Points to consider for clinical professionals

  • Individuals undergoing tumor testing should undergo informed consent of the possibility that a PGPV might be discovered. However, if there is clinical indicator for germline cancer predisposition, then dedicated germline testing should be ordered.

  • Patient choice and autonomy (opt-out of PGPV result return) should be respected.

  • When automated methods are used for pre- and post-testing education and counseling, clinicians with experience in cancer genetics should be available to answer specific questions.

  • Patients should be informed that discovery of a PGPV would prompt referral for genetic consultation and the possibility of confirmatory germline testing.
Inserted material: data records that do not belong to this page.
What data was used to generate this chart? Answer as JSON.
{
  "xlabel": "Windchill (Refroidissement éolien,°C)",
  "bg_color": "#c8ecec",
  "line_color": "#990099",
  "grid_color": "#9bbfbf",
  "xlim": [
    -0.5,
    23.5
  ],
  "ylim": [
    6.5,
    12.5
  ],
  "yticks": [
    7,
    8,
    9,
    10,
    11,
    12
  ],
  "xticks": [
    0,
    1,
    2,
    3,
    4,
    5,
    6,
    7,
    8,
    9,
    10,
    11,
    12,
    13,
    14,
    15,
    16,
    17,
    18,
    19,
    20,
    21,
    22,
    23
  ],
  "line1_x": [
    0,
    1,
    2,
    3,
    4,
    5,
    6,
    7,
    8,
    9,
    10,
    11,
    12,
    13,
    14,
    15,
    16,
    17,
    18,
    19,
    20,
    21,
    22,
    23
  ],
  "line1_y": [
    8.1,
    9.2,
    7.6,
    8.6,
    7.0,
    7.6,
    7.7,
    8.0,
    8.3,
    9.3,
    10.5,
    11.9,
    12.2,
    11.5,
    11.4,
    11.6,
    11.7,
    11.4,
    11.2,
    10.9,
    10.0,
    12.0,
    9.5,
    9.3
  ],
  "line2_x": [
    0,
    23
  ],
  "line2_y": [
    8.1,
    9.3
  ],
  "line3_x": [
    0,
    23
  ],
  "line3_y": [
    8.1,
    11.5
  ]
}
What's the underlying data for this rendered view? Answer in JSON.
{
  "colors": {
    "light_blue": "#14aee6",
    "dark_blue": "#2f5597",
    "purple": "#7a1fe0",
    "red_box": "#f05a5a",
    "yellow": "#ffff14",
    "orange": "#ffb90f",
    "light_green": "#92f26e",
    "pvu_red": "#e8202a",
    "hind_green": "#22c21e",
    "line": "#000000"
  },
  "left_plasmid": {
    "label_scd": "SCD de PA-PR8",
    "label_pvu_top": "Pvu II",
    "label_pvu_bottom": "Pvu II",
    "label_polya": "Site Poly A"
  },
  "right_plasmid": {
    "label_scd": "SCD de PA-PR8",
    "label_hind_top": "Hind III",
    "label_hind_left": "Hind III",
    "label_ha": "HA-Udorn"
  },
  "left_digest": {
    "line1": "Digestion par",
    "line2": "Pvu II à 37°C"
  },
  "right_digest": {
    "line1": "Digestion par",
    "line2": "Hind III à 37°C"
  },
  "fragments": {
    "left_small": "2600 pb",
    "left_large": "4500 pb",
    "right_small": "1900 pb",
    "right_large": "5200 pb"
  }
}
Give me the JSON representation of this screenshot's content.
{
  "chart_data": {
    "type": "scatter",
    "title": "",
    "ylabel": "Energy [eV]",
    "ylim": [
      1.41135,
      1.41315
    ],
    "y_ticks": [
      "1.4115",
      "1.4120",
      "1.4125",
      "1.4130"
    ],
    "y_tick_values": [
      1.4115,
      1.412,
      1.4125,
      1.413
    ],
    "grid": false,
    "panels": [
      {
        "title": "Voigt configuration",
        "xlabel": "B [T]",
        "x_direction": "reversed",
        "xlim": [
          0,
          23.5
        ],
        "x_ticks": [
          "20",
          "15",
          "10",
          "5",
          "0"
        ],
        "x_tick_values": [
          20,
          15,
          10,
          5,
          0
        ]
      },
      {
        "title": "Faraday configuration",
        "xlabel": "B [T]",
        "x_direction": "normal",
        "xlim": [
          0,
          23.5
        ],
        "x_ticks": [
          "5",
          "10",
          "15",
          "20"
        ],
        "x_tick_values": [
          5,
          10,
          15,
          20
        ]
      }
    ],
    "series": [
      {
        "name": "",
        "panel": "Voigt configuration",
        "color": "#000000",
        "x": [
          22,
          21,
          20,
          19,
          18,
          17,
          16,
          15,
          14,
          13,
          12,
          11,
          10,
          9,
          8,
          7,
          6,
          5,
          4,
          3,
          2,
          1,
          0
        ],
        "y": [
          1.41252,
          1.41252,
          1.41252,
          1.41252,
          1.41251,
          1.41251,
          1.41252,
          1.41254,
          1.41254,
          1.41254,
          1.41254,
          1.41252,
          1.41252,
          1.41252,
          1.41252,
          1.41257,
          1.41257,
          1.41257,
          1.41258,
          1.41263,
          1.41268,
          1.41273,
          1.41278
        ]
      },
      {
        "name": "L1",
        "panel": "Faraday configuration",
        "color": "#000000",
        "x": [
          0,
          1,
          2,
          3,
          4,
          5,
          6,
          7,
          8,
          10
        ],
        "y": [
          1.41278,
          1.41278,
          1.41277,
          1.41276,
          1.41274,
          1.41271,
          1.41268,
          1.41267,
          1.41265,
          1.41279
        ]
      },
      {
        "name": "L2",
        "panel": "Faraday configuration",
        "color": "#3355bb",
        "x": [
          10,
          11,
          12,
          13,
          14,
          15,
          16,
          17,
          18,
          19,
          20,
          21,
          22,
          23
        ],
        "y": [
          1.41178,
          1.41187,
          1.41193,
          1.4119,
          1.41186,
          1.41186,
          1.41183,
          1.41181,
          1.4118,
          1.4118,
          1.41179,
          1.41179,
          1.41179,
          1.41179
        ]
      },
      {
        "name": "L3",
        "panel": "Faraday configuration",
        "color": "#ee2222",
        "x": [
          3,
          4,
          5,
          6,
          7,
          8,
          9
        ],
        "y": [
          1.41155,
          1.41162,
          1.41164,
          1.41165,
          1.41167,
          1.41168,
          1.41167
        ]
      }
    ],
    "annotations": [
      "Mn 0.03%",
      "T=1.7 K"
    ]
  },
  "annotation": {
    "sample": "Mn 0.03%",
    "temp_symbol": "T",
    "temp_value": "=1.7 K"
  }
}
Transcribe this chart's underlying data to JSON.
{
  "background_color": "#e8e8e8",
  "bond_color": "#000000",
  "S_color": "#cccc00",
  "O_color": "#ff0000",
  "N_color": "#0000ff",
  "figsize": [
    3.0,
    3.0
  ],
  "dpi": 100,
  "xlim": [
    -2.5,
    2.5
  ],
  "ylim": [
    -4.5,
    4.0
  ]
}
  • Confirmatory germline testing should be performed in a clinical laboratory that has adequate resources and expertise in conducting germline testing and interpreting and reporting the test results.

  • Positive germline test results should be returned by qualified and experienced clinicians (e.g., oncologists with genetics expertise, geneticists, and genetic counselors).

SUMMARY AND FUTURE DIRECTIONS

Tumor testing is emerging as the first choice to identify biomarkers that inform precision cancer care. Surprisingly, studies have shown that more than 50% of germline PGPVs identified with tumor testing would have been missed if germline testing had been limited to guideline-concordant care.4,5 The identification of PGPVs may have profound health and reproductive implications for the cancer patient and their family, and may identify therapeutic targets (e.g., PARP inhibitors for BRCA1 or BRCA2 carriers). Thus, individuals undergoing tumor testing should be informed prior to testing that a germline variant may be uncovered, and not when results are returned. PGPVs should be carefully evaluated, confirmed, and reported when tumor testing is performed. Currently, there is a lack of evidence for best practices to report PGPVs to patients who want them. The development of practice guidelines related to the detection and return of PGPVs should include all stakeholders, including genetics, oncology, and pathology professionals; government and private payers; and patient/disease advocacy groups. Future research is needed to generate evidence regarding patient outcomes resulting from the reporting of PGPVs with tumor testing, which will in turn inform evidence-based guidelines for selecting tumor testing, disclosing germline test results, and managing the associated disease risk for cancer patients and their family members.